Perhaps the most interesting feature of the function $$\log x$$ is its behaviour as $$x$$ tends to infinity. It shows that the presupposition stated above, which seems so natural, is unfounded. The logarithm of $$x$$ tends to infinity with $$x$$, but more slowly than any positive power of $$x$$, integral or fractional. In other words $$\log x \to \infty$$ but $\frac{\log x}{x^{\alpha}} \to 0$ for all positive values of $$\alpha$$. This fact is sometimes expressed loosely by saying that the ‘order of infinity of $$\log x$$ is infinitely small’; but the reader will hardly require at this stage to be warned against such modes of expression.

## 200. Proof that $$(\log x)/x^{\alpha} \to 0$$ as $$x \to \infty$$.

Let $$\beta$$ be any positive number. Then $$1/t < 1/t^{1-\beta}$$ when $$t > 1$$, and so $\log x = \int_{1}^{x} \frac{dt}{t} < \int_{1}^{x} \frac{dt}{t^{1-\beta}},$ or $\log x < (x^{\beta} – 1)/\beta < x^{\beta}/\beta,$ when $$x > 1$$. Now if $$\alpha$$ is any positive number we can choose a smaller positive value of $$\beta$$. And then $0 < (\log x)/x^{\alpha} < x^{\beta-\alpha}/\beta \quad (x > 1).$ But, since $$\alpha > \beta$$, $$x^{\beta-\alpha}/\beta \to 0$$ as $$x \to \infty$$, and therefore $(\log x)/x^{\alpha} \to 0.$

## 201. The behaviour of $$\log x$$ as $$x \to +0$$.
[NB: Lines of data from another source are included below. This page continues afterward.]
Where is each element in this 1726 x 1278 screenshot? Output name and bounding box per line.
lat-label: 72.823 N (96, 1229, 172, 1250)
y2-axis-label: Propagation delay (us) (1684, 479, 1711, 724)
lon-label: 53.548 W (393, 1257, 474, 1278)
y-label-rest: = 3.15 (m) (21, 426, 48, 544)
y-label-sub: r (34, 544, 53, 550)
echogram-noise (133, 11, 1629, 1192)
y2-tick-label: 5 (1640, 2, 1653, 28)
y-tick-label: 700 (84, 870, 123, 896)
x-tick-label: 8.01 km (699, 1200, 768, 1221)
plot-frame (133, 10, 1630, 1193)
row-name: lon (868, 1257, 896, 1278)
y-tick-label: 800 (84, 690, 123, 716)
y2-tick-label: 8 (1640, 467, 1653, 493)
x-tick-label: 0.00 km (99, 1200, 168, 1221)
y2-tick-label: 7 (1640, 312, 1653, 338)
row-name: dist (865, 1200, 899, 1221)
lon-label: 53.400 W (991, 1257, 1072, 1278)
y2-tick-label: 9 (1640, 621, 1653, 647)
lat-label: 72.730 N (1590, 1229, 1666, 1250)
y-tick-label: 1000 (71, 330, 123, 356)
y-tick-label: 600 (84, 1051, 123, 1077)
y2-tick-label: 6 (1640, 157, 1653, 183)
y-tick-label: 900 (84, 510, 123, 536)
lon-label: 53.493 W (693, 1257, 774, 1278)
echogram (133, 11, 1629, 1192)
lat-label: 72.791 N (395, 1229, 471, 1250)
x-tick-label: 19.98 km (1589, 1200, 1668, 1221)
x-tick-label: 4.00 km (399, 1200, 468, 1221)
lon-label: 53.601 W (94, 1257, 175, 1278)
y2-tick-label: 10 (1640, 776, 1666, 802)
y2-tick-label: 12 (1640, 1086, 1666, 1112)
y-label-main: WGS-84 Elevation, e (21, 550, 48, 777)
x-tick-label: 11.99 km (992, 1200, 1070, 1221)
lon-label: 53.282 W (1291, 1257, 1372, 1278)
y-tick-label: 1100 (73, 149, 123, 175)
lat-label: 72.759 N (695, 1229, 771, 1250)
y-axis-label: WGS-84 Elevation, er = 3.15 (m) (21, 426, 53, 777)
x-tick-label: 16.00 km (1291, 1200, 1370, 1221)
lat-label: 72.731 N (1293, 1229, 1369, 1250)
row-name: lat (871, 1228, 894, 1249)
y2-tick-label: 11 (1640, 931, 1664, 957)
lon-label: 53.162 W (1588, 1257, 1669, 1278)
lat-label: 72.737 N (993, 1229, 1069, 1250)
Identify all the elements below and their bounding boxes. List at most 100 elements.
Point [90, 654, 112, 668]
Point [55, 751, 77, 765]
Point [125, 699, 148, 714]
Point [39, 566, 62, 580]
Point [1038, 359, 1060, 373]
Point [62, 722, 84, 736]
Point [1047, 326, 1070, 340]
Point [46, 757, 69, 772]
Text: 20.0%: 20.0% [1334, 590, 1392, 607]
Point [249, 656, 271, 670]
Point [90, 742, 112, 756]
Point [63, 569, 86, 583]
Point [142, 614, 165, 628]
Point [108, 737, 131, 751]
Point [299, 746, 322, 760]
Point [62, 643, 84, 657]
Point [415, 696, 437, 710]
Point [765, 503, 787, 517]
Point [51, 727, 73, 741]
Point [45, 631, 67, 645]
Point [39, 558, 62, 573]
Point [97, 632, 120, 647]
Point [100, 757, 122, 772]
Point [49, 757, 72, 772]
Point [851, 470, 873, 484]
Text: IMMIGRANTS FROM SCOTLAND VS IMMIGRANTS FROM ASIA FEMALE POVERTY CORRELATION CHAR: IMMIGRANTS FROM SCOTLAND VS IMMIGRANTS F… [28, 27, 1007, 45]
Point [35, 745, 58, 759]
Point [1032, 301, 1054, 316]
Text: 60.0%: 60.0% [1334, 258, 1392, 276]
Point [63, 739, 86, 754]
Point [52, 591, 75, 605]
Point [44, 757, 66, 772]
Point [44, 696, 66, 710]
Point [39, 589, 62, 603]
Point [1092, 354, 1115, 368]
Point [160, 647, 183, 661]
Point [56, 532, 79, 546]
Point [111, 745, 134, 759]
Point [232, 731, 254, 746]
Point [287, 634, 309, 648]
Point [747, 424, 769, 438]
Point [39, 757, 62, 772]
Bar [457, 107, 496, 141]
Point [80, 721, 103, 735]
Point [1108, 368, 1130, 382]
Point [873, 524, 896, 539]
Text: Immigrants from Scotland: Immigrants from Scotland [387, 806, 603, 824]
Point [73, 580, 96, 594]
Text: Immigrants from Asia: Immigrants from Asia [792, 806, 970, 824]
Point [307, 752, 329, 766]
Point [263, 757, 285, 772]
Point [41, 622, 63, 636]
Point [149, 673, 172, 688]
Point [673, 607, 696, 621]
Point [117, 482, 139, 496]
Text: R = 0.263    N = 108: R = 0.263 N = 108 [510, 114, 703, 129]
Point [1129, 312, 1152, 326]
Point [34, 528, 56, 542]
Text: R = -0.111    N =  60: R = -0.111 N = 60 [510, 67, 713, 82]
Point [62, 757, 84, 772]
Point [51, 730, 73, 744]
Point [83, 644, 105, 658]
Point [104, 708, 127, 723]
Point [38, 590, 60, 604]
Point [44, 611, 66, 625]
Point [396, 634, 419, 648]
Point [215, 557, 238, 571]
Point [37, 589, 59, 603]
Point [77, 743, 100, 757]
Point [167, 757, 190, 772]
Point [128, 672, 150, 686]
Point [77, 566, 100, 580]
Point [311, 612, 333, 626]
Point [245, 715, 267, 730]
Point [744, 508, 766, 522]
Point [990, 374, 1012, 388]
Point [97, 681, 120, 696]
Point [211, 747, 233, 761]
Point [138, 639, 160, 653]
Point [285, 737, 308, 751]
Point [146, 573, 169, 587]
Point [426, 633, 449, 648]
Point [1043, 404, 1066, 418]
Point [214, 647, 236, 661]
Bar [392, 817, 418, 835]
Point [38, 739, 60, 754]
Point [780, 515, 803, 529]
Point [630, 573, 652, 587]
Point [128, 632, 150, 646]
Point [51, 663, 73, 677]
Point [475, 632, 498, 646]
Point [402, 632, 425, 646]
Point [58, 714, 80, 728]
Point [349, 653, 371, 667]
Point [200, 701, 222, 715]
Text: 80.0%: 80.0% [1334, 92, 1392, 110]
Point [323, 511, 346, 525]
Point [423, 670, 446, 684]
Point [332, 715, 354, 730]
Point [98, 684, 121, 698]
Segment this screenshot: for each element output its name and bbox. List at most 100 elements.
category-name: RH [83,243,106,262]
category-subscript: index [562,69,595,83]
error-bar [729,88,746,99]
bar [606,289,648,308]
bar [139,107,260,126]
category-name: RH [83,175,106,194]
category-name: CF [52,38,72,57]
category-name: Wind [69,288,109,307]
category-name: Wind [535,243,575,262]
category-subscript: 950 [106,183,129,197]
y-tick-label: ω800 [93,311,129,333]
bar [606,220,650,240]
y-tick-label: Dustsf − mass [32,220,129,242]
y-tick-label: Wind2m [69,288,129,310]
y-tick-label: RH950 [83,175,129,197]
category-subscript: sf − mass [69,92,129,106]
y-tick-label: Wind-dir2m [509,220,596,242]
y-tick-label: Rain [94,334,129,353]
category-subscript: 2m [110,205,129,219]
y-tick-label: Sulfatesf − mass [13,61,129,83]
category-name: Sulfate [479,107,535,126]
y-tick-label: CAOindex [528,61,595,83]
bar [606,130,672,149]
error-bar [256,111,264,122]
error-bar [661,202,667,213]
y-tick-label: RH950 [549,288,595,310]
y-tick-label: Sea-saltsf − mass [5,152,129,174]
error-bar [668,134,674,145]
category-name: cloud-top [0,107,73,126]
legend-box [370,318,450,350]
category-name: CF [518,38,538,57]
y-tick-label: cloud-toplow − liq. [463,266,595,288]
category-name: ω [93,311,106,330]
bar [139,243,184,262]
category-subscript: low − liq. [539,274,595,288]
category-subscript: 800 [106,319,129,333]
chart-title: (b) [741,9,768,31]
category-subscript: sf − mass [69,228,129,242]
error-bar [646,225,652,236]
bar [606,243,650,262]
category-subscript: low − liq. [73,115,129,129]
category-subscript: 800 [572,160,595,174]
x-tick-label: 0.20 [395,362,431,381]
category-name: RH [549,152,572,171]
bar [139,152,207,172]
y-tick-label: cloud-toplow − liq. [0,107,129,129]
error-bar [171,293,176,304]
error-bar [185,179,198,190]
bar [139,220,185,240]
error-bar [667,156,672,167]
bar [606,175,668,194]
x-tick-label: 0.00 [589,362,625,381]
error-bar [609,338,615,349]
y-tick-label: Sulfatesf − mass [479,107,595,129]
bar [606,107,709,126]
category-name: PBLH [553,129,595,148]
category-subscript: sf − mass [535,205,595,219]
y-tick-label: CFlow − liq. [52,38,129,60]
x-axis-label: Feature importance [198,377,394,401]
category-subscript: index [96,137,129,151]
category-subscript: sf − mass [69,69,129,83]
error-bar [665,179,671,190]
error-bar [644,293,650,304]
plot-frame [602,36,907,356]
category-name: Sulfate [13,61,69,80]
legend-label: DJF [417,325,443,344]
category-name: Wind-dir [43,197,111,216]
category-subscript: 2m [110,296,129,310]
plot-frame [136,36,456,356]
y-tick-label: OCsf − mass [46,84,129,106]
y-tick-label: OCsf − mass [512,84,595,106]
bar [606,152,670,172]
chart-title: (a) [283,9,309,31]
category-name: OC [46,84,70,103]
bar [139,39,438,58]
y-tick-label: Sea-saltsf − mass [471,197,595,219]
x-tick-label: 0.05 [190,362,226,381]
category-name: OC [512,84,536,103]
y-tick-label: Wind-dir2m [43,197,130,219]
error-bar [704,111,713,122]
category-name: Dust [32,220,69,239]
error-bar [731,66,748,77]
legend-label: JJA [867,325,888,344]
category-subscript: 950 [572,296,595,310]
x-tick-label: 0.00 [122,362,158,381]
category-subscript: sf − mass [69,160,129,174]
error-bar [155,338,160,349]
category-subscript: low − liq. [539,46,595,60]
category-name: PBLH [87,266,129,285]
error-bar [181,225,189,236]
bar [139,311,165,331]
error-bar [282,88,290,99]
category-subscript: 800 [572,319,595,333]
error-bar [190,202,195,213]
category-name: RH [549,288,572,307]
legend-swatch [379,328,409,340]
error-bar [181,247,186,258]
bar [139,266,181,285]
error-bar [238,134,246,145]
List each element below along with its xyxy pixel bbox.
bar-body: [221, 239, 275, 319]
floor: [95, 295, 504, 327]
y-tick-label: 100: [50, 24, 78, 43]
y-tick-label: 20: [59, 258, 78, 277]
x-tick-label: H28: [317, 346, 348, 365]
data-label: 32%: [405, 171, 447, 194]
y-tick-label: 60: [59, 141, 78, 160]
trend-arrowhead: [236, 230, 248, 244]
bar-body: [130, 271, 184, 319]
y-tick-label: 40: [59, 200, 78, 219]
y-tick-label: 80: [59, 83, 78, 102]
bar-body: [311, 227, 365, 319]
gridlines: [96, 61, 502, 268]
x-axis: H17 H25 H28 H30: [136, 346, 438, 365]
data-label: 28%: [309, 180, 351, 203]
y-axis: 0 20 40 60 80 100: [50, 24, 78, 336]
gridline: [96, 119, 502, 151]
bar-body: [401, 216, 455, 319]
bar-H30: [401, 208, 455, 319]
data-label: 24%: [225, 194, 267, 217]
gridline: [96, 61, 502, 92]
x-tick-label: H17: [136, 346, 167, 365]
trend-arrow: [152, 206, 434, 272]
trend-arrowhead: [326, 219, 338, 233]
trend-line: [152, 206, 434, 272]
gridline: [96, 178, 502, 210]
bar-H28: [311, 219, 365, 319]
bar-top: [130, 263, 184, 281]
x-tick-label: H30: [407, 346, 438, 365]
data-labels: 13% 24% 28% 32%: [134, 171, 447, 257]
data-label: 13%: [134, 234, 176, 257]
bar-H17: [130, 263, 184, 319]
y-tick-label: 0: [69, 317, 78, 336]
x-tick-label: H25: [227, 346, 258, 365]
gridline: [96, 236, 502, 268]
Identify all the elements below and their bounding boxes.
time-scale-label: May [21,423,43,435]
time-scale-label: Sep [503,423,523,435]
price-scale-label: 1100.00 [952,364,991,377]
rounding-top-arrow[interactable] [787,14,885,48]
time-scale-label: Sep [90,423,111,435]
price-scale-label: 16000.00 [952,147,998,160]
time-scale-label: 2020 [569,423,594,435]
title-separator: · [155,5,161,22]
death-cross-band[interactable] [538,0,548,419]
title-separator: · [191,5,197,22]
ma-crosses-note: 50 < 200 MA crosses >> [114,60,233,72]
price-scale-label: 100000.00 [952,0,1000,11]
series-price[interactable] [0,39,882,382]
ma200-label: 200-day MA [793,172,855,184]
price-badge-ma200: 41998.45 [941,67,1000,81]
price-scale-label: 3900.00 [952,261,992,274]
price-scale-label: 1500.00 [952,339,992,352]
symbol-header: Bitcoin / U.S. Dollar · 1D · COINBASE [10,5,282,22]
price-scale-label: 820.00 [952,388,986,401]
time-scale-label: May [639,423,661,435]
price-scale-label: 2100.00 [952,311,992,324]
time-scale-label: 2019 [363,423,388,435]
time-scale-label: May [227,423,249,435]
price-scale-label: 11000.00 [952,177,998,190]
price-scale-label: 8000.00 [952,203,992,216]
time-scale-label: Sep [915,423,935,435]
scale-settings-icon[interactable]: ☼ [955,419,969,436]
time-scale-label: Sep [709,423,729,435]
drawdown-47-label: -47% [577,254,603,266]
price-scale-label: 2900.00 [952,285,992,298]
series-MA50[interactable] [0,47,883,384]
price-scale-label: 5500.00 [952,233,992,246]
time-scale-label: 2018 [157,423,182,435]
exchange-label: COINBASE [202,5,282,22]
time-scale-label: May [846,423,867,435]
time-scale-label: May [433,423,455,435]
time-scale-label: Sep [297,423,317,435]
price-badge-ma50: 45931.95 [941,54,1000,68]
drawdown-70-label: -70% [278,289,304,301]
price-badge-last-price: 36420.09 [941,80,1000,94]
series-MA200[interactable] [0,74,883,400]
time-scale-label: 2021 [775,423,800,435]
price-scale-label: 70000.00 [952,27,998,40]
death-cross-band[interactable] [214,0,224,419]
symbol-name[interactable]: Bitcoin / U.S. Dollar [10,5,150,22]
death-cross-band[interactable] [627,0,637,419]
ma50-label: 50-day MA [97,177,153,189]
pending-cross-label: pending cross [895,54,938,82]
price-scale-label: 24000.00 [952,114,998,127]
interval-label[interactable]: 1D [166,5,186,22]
Since $(\log x)/x^{\alpha} = -y^{\alpha} \log y$ if $$x = 1/y$$, it follows from the theorem proved above that $\lim_{y\to +0} y^{\alpha} \log y = -\lim_{x\to +\infty} (\log x)/x^{\alpha} = 0.$ Thus $$\log x$$ tends to $$-\infty$$ and $$\log(1/x) = -\log x$$ to $$\infty$$ as $$x$$ tends to zero by positive values, but $$\log(1/x)$$ tends to $$\infty$$ more slowly than any positive power of $$1/x$$, integral or fractional.